AUDIE CORNISH, HOST:
In the months following the Boston Marathon bombing, area hospitals have been reviewing and rehashing how they managed treating victims of the deadly attack. By most measures, they did great. Every single patient who arrived at the hospital alive survived.
But as NPR's Tovia Smith reports, the experience also revealed room for improvement.
TOVIA SMITH, BYLINE: Boston hospitals say overall they did well with their response because, as crazy as it sounds, they got lucky on April 15th.
RICHARD WOLFE: Did it work well? Well, yeah, it did. It worked really well but it was more like hitting a softball.
SMITH: Dr. Richard Wolfe, Beth Israel Deaconess Medical Center's chief of emergency medicine, says hospitals were fortunate with both the when and where of the bombs...
(SOUNDBITE OF AN EXPLOSION)
SMITH: ...that stunned the city.
UNIDENTIFIED MAN #1: Zora 1, the UCC, what was that?
SMITH: Scores of emergency staff were already on scene for the marathon.
UNIDENTIFIED WOMAN: A33, something just exploded at the finish line
SMITH: There was a medical tent just yards away.
UNIDENTIFIED WOMAN: Prepare to receive patients at the alpha tent.
UNIDENTIFIED MAN #2: OK.
SMITH: And six Level 1 trauma centers within a mile or two, who were at shift change and had double the staff available to help. But still, Dr. Wolfe says mistakes and near misses were made, as hospitals dealt with mass casualties you'd expect in battlefields, not city streets.
WOLFE: We did learn a number of new things that allowed us in some ways to rewrite the playbook about how we should handle these going forward.
SMITH: One of the biggies, patient identification. Mass General learned the hard way, through a tragic mix-up. A woman who was rolled in with a handbag was identified by the driver's license inside, but it turns out the handbag belonged to a different woman.
ALASDAIR CONN: They looked roughly the same and so we, in the hurry of the moment, we said, oh, she must be this person. And that was incorrect.
SMITH: Mass General's chief of emergency medicine, Alasdair Conn says the mistake was only discovered when the woman's relatives rushed to her bedside and were stunned to find a stranger. Eventually, they learned that their loved one had actually died at the scene.
CONN: That's devastating and we shouldn't do that. But it's challenging; it's very challenging.
SMITH: Hospitals say the marathon also underscored the need to beef up security, so they don't become a secondary target and also for worst case contingency plans. That became clear at Tufts Medical Center, where trauma chief Reuven Rabinovici says a suspicious bag was discovered and the ER had to be evacuated.
REUVEN RABINOVICI: We had to roll all the patients out of the emergency room, in the middle of caring for these patients. The police came, you know, with bomb-sniffing dogs, and they pretty much locked the hospital down.
SMITH: The ER wound up in the front lobby.
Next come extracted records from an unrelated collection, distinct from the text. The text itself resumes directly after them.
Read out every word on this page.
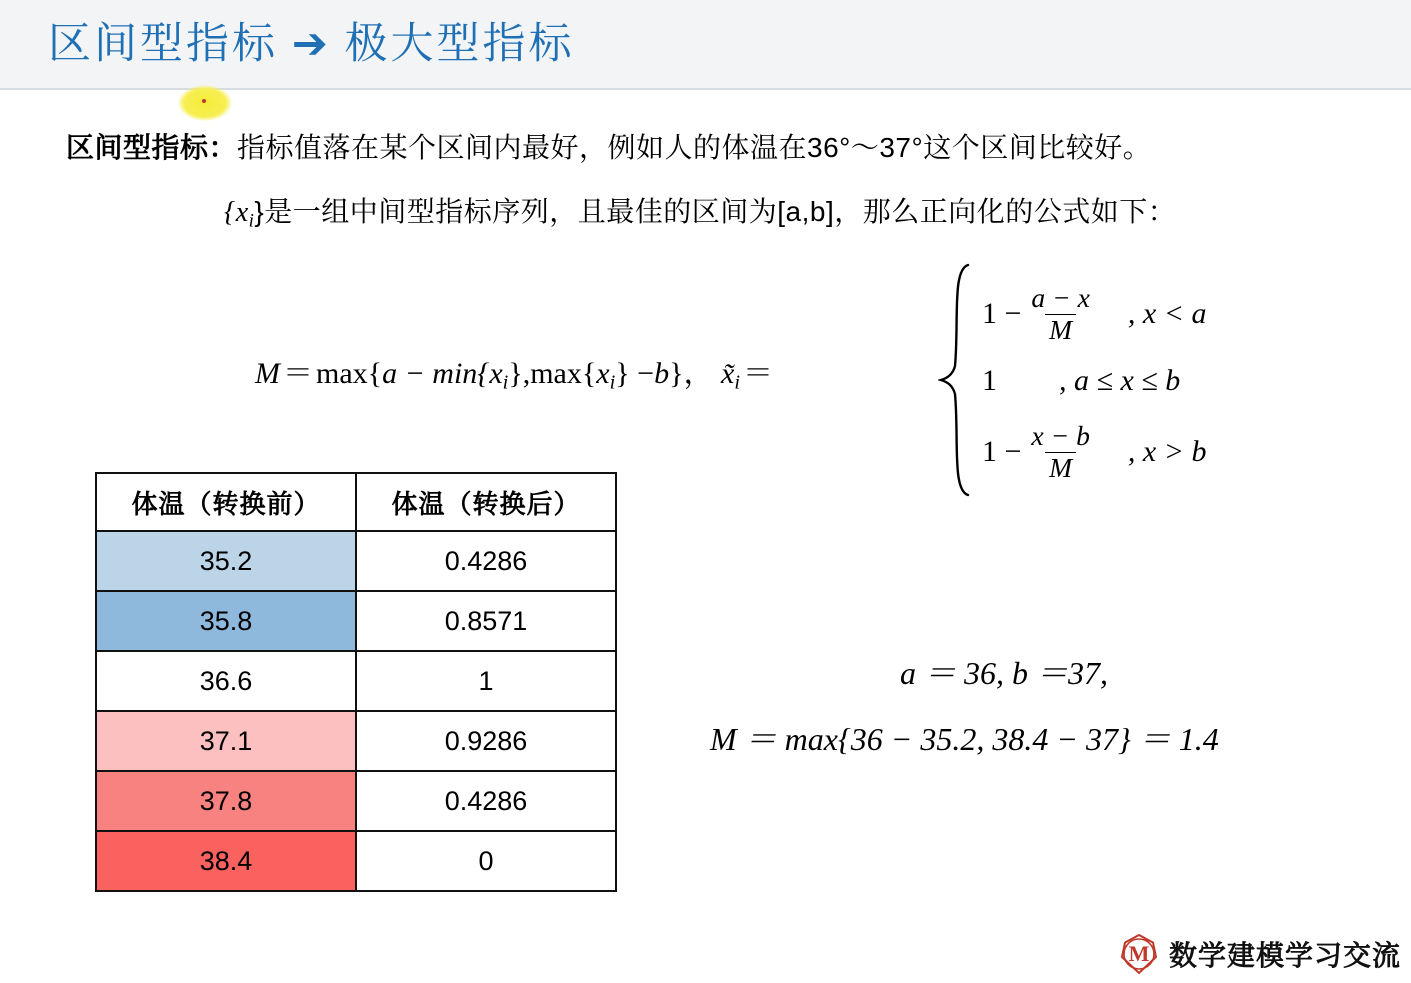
区间型指标 ➔ 极大型指标
区间型指标：指标值落在某个区间内最好，例如人的体温在36°～37°这个区间比较好。
$\{x_i\}$是一组中间型指标序列，且最佳的区间为[a,b]，那么正向化的公式如下：
$M = \max\{a - \min\{x_i\},\max\{x_i\} -b\}$， $x̃_i$ ＝
$1 - \frac{a - x}{M}$ , x < a
1 , a ≤ x ≤ b
$1 - \frac{x - b}{M}$ , x > b
体温（转换前）	体温（转换后）
35.2	0.4286
35.8	0.8571
36.6	1
37.1	0.9286
37.8	0.4286
38.4	0
a ＝ 36, b ＝37,
M ＝ max{36 − 35.2, 38.4 − 37} ＝ 1.4
M 数学建模学习交流
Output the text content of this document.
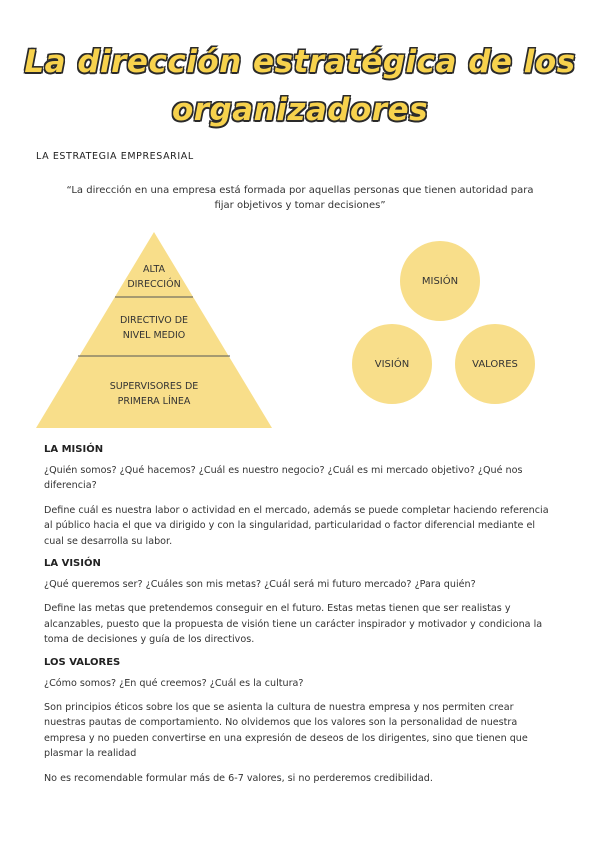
La dirección estratégica de los
organizadores
LA ESTRATEGIA EMPRESARIAL
“La dirección en una empresa está formada por aquellas personas que tienen autoridad para fijar objetivos y tomar decisiones”
ALTA
DIRECCIÓN
DIRECTIVO DE
NIVEL MEDIO
SUPERVISORES DE
PRIMERA LÍNEA
MISIÓN
VISIÓN	VALORES
LA MISIÓN

¿Quién somos? ¿Qué hacemos? ¿Cuál es nuestro negocio? ¿Cuál es mi mercado objetivo? ¿Qué nos diferencia?

Define cuál es nuestra labor o actividad en el mercado, además se puede completar haciendo referencia al público hacia el que va dirigido y con la singularidad, particularidad o factor diferencial mediante el cual se desarrolla su labor.

LA VISIÓN

¿Qué queremos ser? ¿Cuáles son mis metas? ¿Cuál será mi futuro mercado? ¿Para quién?

Define las metas que pretendemos conseguir en el futuro. Estas metas tienen que ser realistas y alcanzables, puesto que la propuesta de visión tiene un carácter inspirador y motivador y condiciona la toma de decisiones y guía de los directivos.

LOS VALORES

¿Cómo somos? ¿En qué creemos? ¿Cuál es la cultura?

Son principios éticos sobre los que se asienta la cultura de nuestra empresa y nos permiten crear nuestras pautas de comportamiento. No olvidemos que los valores son la personalidad de nuestra empresa y no pueden convertirse en una expresión de deseos de los dirigentes, sino que tienen que plasmar la realidad

No es recomendable formular más de 6-7 valores, si no perderemos credibilidad.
Rabinovici says hospitals need to be better prepared.
RABINOVICI: You have to identify an alternative place which has a minimum amount of glass, of course, if there is an explosion and make sure that the flow continues uninterrupted.
SMITH: Others takeaways, hospitals say they learned that no matter how much emotional support is offered to providers dealing with mass casualties, it's not enough. And no matter how much training they do, there will always be curveballs.
UNIDENTIFIED MAN #3: Subject in custody. Subject in custody.
SMITH: When Dzhokhar Tsarnaev was arrested days after the bombing...
UNIDENTIFIED MAN #3: 961, get the ambulance down here now, please.
SMITH: He was taken to Beth Israel, upsetting many victims who were at the same hospital. But Beth Israel's Richard Wolfe says that might be more about changing mindsets than policies.
WOLFE: I don't know what you do differently. I mean, you can't be selective about who you care for. That's the way it works. It works like that in Israel, where you have Palestinian bombers side by side with bombing victims. What we do is we try to maintain our humanity, even if the perpetrators do not.
SMITH: One other lesson of the marathon bombing is the value of social media. Mass General got an early indication of trouble when an ER doc saw a tweet from a friend at the finish line, just about a minute after the blast. That prompted the ER to hold off on surgeries that were about to begin, saving precious time and space.
Dr. Conn says hospitals can't ignore social media, even if they can't totally trust them either.
CONN: We're trying to wrestle with that, because obviously initial tweets might not be as accurate. And to implement the disaster plan, which means the whole institution grinds to a halt and redirects itself, that's a million-dollar decision, and we need to make quite sure we get it right.
SMITH: In some ways, hospitals say, the biggest lesson from the marathon is the need to share. Sadly, they say, nothing teaches like experience. Tovia Smith, NPR News, Boston.